- Lenders have dealt with periods of negative rates before
- Reducing euro area banks' bad loan stock will take years
It’s normal for banks to adapt to changes in the macroeconomic environment and they dealt with periods of negative real rates in the last century, European Central Bank Supervisory Board Vice Chair Sabine Lautenschlaeger said.
Banks in the euro area need to cut costs, which can be supported by the digitalization of the banking business, and they can increase the share of revenue coming from sources other than loans, such as fee income, Lautenschlaeger said in an interview with Bloomberg Television on Wednesday.

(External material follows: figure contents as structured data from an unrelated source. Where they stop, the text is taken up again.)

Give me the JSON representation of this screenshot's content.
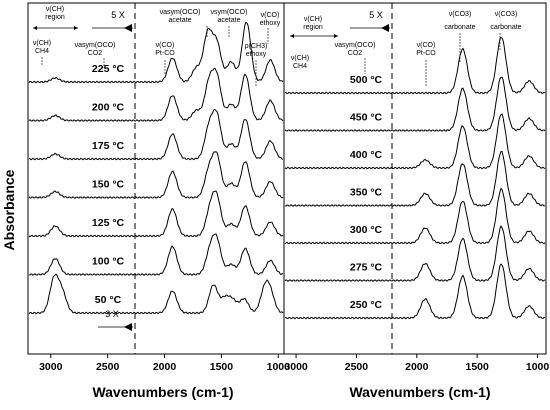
{
  "chart_data": {
    "type": "line",
    "ylabel": "Absorbance",
    "panels": [
      {
        "xlabel": "Wavenumbers (cm-1)",
        "xlim": [
          3200,
          950
        ],
        "x_ticks": [
          3000,
          2500,
          2000,
          1500,
          1000
        ],
        "region_divider": 2200,
        "magnification_top": "5 X",
        "magnification_bottom": "3 X",
        "annotations": [
          {
            "id": "ch-region",
            "lines": [
              "ν(CH)",
              "region"
            ]
          },
          {
            "id": "ch4",
            "lines": [
              "ν(CH)",
              "CH4"
            ]
          },
          {
            "id": "co2",
            "lines": [
              "νasym(OCO)",
              "CO2"
            ]
          },
          {
            "id": "pt-co",
            "lines": [
              "ν(CO)",
              "Pt-CO"
            ]
          },
          {
            "id": "acetate-asym",
            "lines": [
              "νasym(OCO)",
              "acetate"
            ]
          },
          {
            "id": "acetate-sym",
            "lines": [
              "νsym(OCO)",
              "acetate"
            ]
          },
          {
            "id": "ch3-ethoxy",
            "lines": [
              "ρ(CH3)",
              "ethoxy"
            ]
          },
          {
            "id": "co-ethoxy",
            "lines": [
              "ν(CO)",
              "ethoxy"
            ]
          }
        ],
        "series": [
          {
            "name": "225 °C",
            "peaks": [
              [
                2960,
                4
              ],
              [
                1930,
                24
              ],
              [
                1720,
                14
              ],
              [
                1620,
                48
              ],
              [
                1540,
                38
              ],
              [
                1415,
                20
              ],
              [
                1280,
                60
              ],
              [
                1070,
                22
              ]
            ]
          },
          {
            "name": "200 °C",
            "peaks": [
              [
                2960,
                5
              ],
              [
                1930,
                25
              ],
              [
                1720,
                10
              ],
              [
                1610,
                36
              ],
              [
                1540,
                42
              ],
              [
                1415,
                16
              ],
              [
                1290,
                46
              ],
              [
                1070,
                20
              ]
            ]
          },
          {
            "name": "175 °C",
            "peaks": [
              [
                2960,
                5
              ],
              [
                1930,
                25
              ],
              [
                1610,
                30
              ],
              [
                1540,
                42
              ],
              [
                1415,
                15
              ],
              [
                1290,
                40
              ],
              [
                1070,
                18
              ]
            ]
          },
          {
            "name": "150 °C",
            "peaks": [
              [
                2960,
                6
              ],
              [
                1930,
                26
              ],
              [
                1610,
                26
              ],
              [
                1540,
                40
              ],
              [
                1415,
                14
              ],
              [
                1290,
                36
              ],
              [
                1070,
                16
              ]
            ]
          },
          {
            "name": "125 °C",
            "peaks": [
              [
                2960,
                10
              ],
              [
                1930,
                27
              ],
              [
                1600,
                24
              ],
              [
                1540,
                36
              ],
              [
                1415,
                12
              ],
              [
                1290,
                30
              ],
              [
                1070,
                14
              ]
            ]
          },
          {
            "name": "100 °C",
            "peaks": [
              [
                2960,
                16
              ],
              [
                1930,
                28
              ],
              [
                1600,
                22
              ],
              [
                1540,
                32
              ],
              [
                1415,
                10
              ],
              [
                1290,
                26
              ],
              [
                1070,
                14
              ]
            ]
          },
          {
            "name": "50 °C",
            "peaks": [
              [
                2970,
                34
              ],
              [
                2900,
                20
              ],
              [
                1930,
                22
              ],
              [
                1570,
                28
              ],
              [
                1470,
                14
              ],
              [
                1400,
                12
              ],
              [
                1300,
                14
              ],
              [
                1120,
                22
              ],
              [
                1070,
                18
              ]
            ]
          }
        ]
      },
      {
        "xlabel": "Wavenumbers (cm-1)",
        "xlim": [
          3100,
          930
        ],
        "x_ticks": [
          3000,
          2500,
          2000,
          1500,
          1000
        ],
        "region_divider": 2200,
        "magnification_top": "5 X",
        "annotations": [
          {
            "id": "ch-region",
            "lines": [
              "ν(CH)",
              "region"
            ]
          },
          {
            "id": "ch4",
            "lines": [
              "ν(CH)",
              "CH4"
            ]
          },
          {
            "id": "co2",
            "lines": [
              "νasym(OCO)",
              "CO2"
            ]
          },
          {
            "id": "pt-co",
            "lines": [
              "ν(CO)",
              "Pt-CO"
            ]
          },
          {
            "id": "carbonate-1",
            "lines": [
              "ν(CO3)",
              "carbonate"
            ]
          },
          {
            "id": "carbonate-2",
            "lines": [
              "ν(CO3)",
              "carbonate"
            ]
          }
        ],
        "series": [
          {
            "name": "500 °C",
            "peaks": [
              [
                1620,
                44
              ],
              [
                1300,
                56
              ],
              [
                1070,
                12
              ]
            ]
          },
          {
            "name": "450 °C",
            "peaks": [
              [
                1620,
                42
              ],
              [
                1300,
                54
              ],
              [
                1070,
                12
              ]
            ]
          },
          {
            "name": "400 °C",
            "peaks": [
              [
                1930,
                8
              ],
              [
                1620,
                42
              ],
              [
                1300,
                54
              ],
              [
                1070,
                12
              ]
            ]
          },
          {
            "name": "350 °C",
            "peaks": [
              [
                1930,
                12
              ],
              [
                1620,
                42
              ],
              [
                1300,
                54
              ],
              [
                1070,
                12
              ]
            ]
          },
          {
            "name": "300 °C",
            "peaks": [
              [
                1930,
                15
              ],
              [
                1620,
                42
              ],
              [
                1300,
                54
              ],
              [
                1070,
                12
              ]
            ]
          },
          {
            "name": "275 °C",
            "peaks": [
              [
                1930,
                17
              ],
              [
                1620,
                42
              ],
              [
                1300,
                54
              ],
              [
                1070,
                12
              ]
            ]
          },
          {
            "name": "250 °C",
            "peaks": [
              [
                1930,
                19
              ],
              [
                1620,
                42
              ],
              [
                1300,
                54
              ],
              [
                1070,
                12
              ]
            ]
          }
        ]
      }
    ]
  }
}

“We have had several times of negative interest rates, real interest rates, if you think of the 1970s and 80s,” Lautenschlaeger said. “It’s a challenge for sure, but it’s not something that’s not feasible to do.”
Lautenschlaeger, who’s also a member of the ECB’s Executive Board that formulates and votes on monetary policy, said that reducing the high stock of sour loans in the euro area will be a task that will last for years and will take a lot of accompanying measures. The euro area countries that were rescued in the crisis can serve as an example for some of the measures, she said.
“The workout we are trying to do, trying to get a grip on as a supervisor, will take years for sure,” she said. “The banks need to make sure that they have a market where they can sell their non-performing loans,” and legal and insolvency frameworks may need to be adapted.